Quality is untouched — caching reuses identical KV, so the answer is exactly what it would have been. A 3× cost cut and a faster first token, at zero quality risk. For the deeper mechanism see prefix & prompt caching and the layered view in caching strategies. Next we attack the model itself: most of these questions never needed Opus. → Model routing.

Lever 1 is the safest cut in the capstone — it changes the bill, not the answer:

  • Why does it exist? Because the baseline re-sends the same system prompt and document context every turn, paying full price to re-prefill bytes that never change — and a transformer’s causal KV makes that fixed prefix bit-for-bit identical each call.
  • What problem does it solve? Repeated input tokens: marking the stable prefix with cache_control bills the ~8,600-token prefix at ~0.1× on a read, cutting the per-request bill ~3× (to ~0.33× of baseline) and skipping its prefill (~1,400 ms → ~200 ms).
  • What are the trade-offs? A one-time ~1.25× write premium, a short ~5-min TTL, and caches are per-model — a single changed byte before the breakpoint (a datetime.now(), a per-request ID) silently invalidates everything.
  • When should I avoid it? When calls don’t reuse the prefix inside the TTL, or when the “stable” content actually varies per request — there’s nothing to cache.
  • What breaks if I remove it? Every request re-prefills the full ~9,600 tokens at the 1× rate — and because caching reuses identical KV, removing it changes cost and latency but never quality.
  1. What property of transformers makes a shared prefix’s prefill identical across calls, and why does that make it cacheable?
  2. Why must the document context go in system (before the breakpoint) and the question in messages (after it)?
  3. How do you confirm from the usage object that caching is actually hitting, and what does a persistent zero there indicate?
  4. Using the worked units, why does caching cut the per-request bill roughly 3× even though output tokens didn’t change?
  5. Why does prompt caching carry essentially zero quality risk, unlike the later levers?
Show answers
  1. Causality — a token’s key/value depend only on preceding tokens — so an identical leading span produces bit-for-bit identical KV every time, regardless of how the requests later differ. That identical prefill can be computed once and reused.

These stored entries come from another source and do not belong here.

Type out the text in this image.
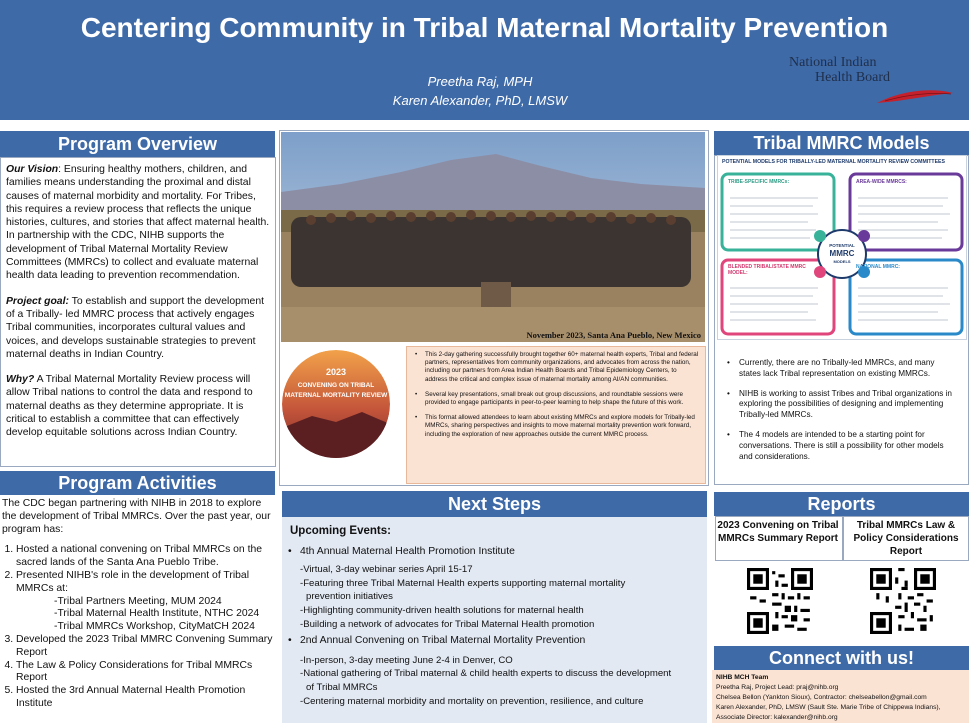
Centering Community in Tribal Maternal Mortality Prevention
Preetha Raj, MPH
Karen Alexander, PhD, LMSW
National Indian
Health Board
Program Overview

Our Vision: Ensuring healthy mothers, children, and families means understanding the proximal and distal causes of maternal morbidity and mortality. For Tribes, this requires a review process that reflects the unique histories, cultures, and stories that affect maternal health. In partnership with the CDC, NIHB supports the development of Tribal Maternal Mortality Review Committees (MMRCs) to collect and evaluate maternal health data leading to prevention recommendation.

Project goal: To establish and support the development of a Tribally- led MMRC process that actively engages Tribal communities, incorporates cultural values and voices, and develops sustainable strategies to prevent maternal deaths in Indian Country.

Why? A Tribal Maternal Mortality Review process will allow Tribal nations to control the data and respond to maternal deaths as they determine appropriate. It is critical to establish a committee that can effectively develop equitable solutions across Indian Country.

Program Activities
The CDC began partnering with NIHB in 2018 to explore the development of Tribal MMRCs. Over the past year, our program has:
1. Hosted a national convening on Tribal MMRCs on the sacred lands of the Santa Ana Pueblo Tribe.
2. Presented NIHB's role in the development of Tribal MMRCs at:
-Tribal Partners Meeting, MUM 2024
-Tribal Maternal Health Institute, NTHC 2024
-Tribal MMRCs Workshop, CityMatCH 2024
3. Developed the 2023 Tribal MMRC Convening Summary Report
4. The Law & Policy Considerations for Tribal MMRCs Report
5. Hosted the 3rd Annual Maternal Health Promotion Institute
November 2023, Santa Ana Pueblo, New Mexico
2023
CONVENING ON TRIBAL
MATERNAL MORTALITY REVIEW
• This 2-day gathering successfully brought together 60+ maternal health experts, Tribal and federal partners, representatives from community organizations, and advocates from across the nation, including our partners from Area Indian Health Boards and Tribal Epidemiology Centers, to address the critical and complex issue of maternal mortality among AI/AN communities.
• Several key presentations, small break out group discussions, and roundtable sessions were provided to engage participants in peer-to-peer learning to help shape the future of this work.
• This format allowed attendees to learn about existing MMRCs and explore models for Tribally-led MMRCs, sharing perspectives and insights to move maternal mortality prevention work forward, including the exploration of new approaches outside the current MMRC process.
Next Steps
Upcoming Events:
• 4th Annual Maternal Health Promotion Institute
-Virtual, 3-day webinar series April 15-17
-Featuring three Tribal Maternal Health experts supporting maternal mortality
prevention initiatives
-Highlighting community-driven health solutions for maternal health
-Building a network of advocates for Tribal Maternal Health promotion
• 2nd Annual Convening on Tribal Maternal Mortality Prevention
-In-person, 3-day meeting June 2-4 in Denver, CO
-National gathering of Tribal maternal & child health experts to discuss the development
of Tribal MMRCs
-Centering maternal morbidity and mortality on prevention, resilience, and culture
Tribal MMRC Models
POTENTIAL MODELS FOR TRIBALLY-LED MATERNAL MORTALITY REVIEW COMMITTEES
TRIBE-SPECIFIC MMRCs:	AREA-WIDE MMRCS:
BLENDED TRIBAL/STATE MMRC MODEL:
NATIONAL MMRC:
POTENTIAL
MMRC
MODELS
• Currently, there are no Tribally-led MMRCs, and many states lack Tribal representation on existing MMRCs.
• NIHB is working to assist Tribes and Tribal organizations in exploring the possibilities of designing and implementing Tribally-led MMRCs.
• The 4 models are intended to be a starting point for conversations. There is still a possibility for other models and considerations.
Reports
2023 Convening on Tribal MMRCs Summary Report
Tribal MMRCs Law & Policy Considerations Report
Connect with us!
NIHB MCH Team
Preetha Raj, Project Lead: praj@nihb.org
Chelsea Bellon (Yankton Sioux), Contractor: chelseabellon@gmail.com
Karen Alexander, PhD, LMSW (Sault Ste. Marie Tribe of Chippewa Indians),
Associate Director: kalexander@nihb.org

  2. Caching is a prefix match keyed on exact bytes from the start; the stable content must come first so it stays byte-identical and cacheable, and the volatile question must come after the breakpoint so it doesn’t change (and thus invalidate) the cached prefix.

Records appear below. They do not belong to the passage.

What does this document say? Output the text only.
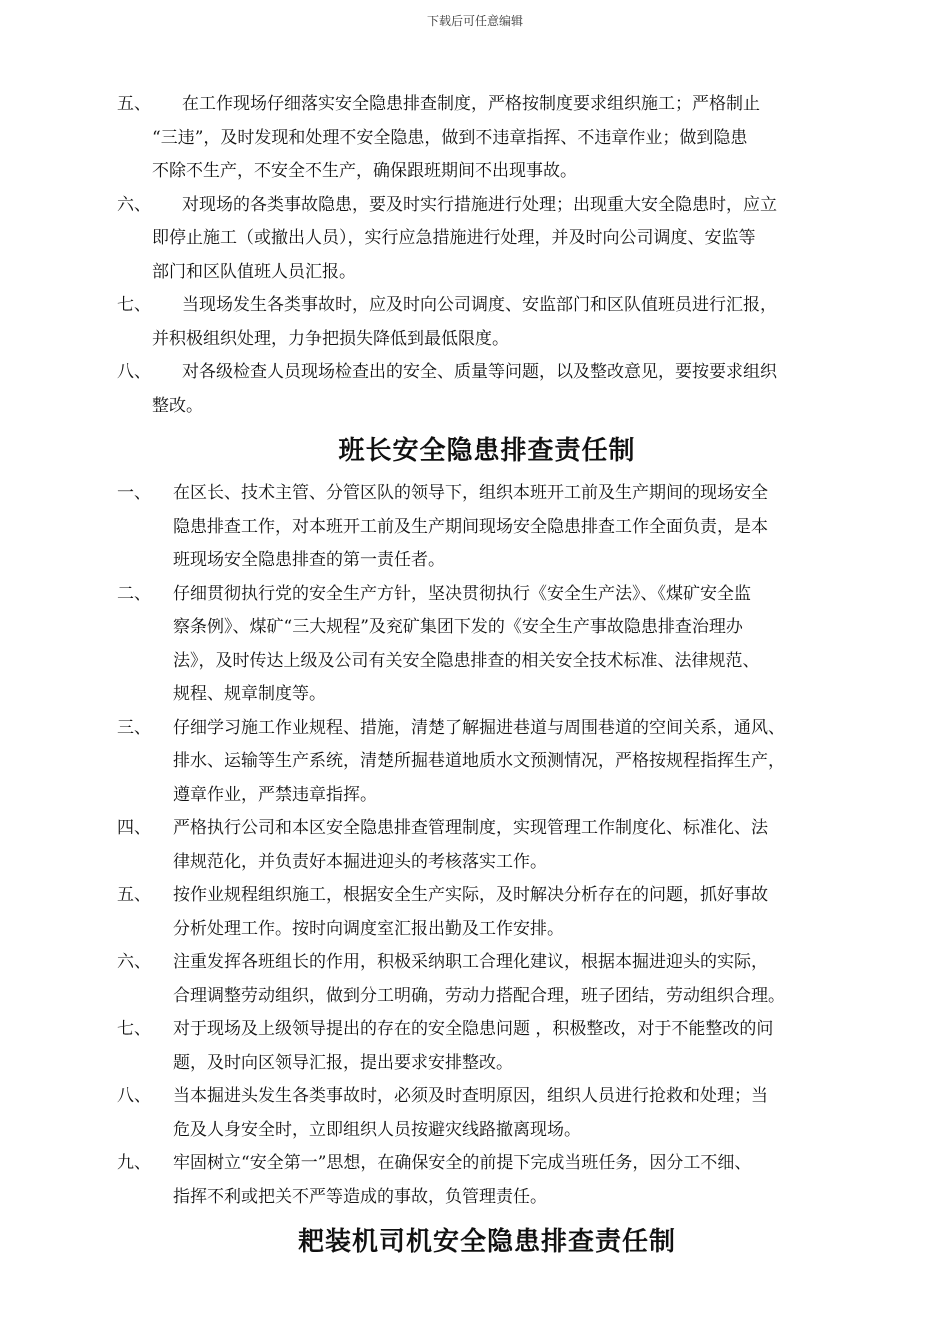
下载后可任意编辑
五、	在工作现场仔细落实安全隐患排查制度，严格按制度要求组织施工；严格制止

“三违”，及时发现和处理不安全隐患，做到不违章指挥、不违章作业；做到隐患

不除不生产，不安全不生产，确保跟班期间不出现事故。

六、	对现场的各类事故隐患，要及时实行措施进行处理；出现重大安全隐患时，应立

即停止施工（或撤出人员），实行应急措施进行处理，并及时向公司调度、安监等

部门和区队值班人员汇报。

七、	当现场发生各类事故时，应及时向公司调度、安监部门和区队值班员进行汇报，

并积极组织处理，力争把损失降低到最低限度。

八、	对各级检查人员现场检查出的安全、质量等问题，以及整改意见，要按要求组织

整改。

班长安全隐患排查责任制
一、	在区长、技术主管、分管区队的领导下，组织本班开工前及生产期间的现场安全

隐患排查工作，对本班开工前及生产期间现场安全隐患排查工作全面负责，是本

班现场安全隐患排查的第一责任者。

二、	仔细贯彻执行党的安全生产方针，坚决贯彻执行《安全生产法》、《煤矿安全监

察条例》、煤矿“三大规程”及兖矿集团下发的《安全生产事故隐患排查治理办

法》，及时传达上级及公司有关安全隐患排查的相关安全技术标准、法律规范、

规程、规章制度等。

三、	仔细学习施工作业规程、措施，清楚了解掘进巷道与周围巷道的空间关系，通风、

排水、运输等生产系统，清楚所掘巷道地质水文预测情况，严格按规程指挥生产，

遵章作业，严禁违章指挥。

四、	严格执行公司和本区安全隐患排查管理制度，实现管理工作制度化、标准化、法

律规范化，并负责好本掘进迎头的考核落实工作。

五、	按作业规程组织施工，根据安全生产实际，及时解决分析存在的问题，抓好事故

分析处理工作。按时向调度室汇报出勤及工作安排。

六、	注重发挥各班组长的作用，积极采纳职工合理化建议，根据本掘进迎头的实际，

合理调整劳动组织，做到分工明确，劳动力搭配合理，班子团结，劳动组织合理。

七、	对于现场及上级领导提出的存在的安全隐患问题 ，积极整改，对于不能整改的问

题，及时向区领导汇报，提出要求安排整改。

八、	当本掘进头发生各类事故时，必须及时查明原因，组织人员进行抢救和处理；当

危及人身安全时，立即组织人员按避灾线路撤离现场。

九、	牢固树立“安全第一”思想，在确保安全的前提下完成当班任务，因分工不细、

指挥不利或把关不严等造成的事故，负管理责任。

耙装机司机安全隐患排查责任制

  3. Check usage.cache_read_input_tokens — a positive value on repeat calls means hits. A persistent zero means a silent invalidator is changing the prefix bytes (a timestamp, a per-request ID, non-deterministic serialization) before the breakpoint.
  4. Because input tokens are ~83% of the baseline bill, and caching drops the ~8,600-token stable prefix from a 1× rate to ~0.1×. Even with output unchanged, shrinking the dominant input cost takes the total from ~11,600 to ~3,860 units (~0.33×).
  5. Because it reuses identical KV for an identical prefix — the model produces exactly the answer it would have without the cache. Routing (mis-routing) and trimming (missing a chunk) can change the answer; caching cannot.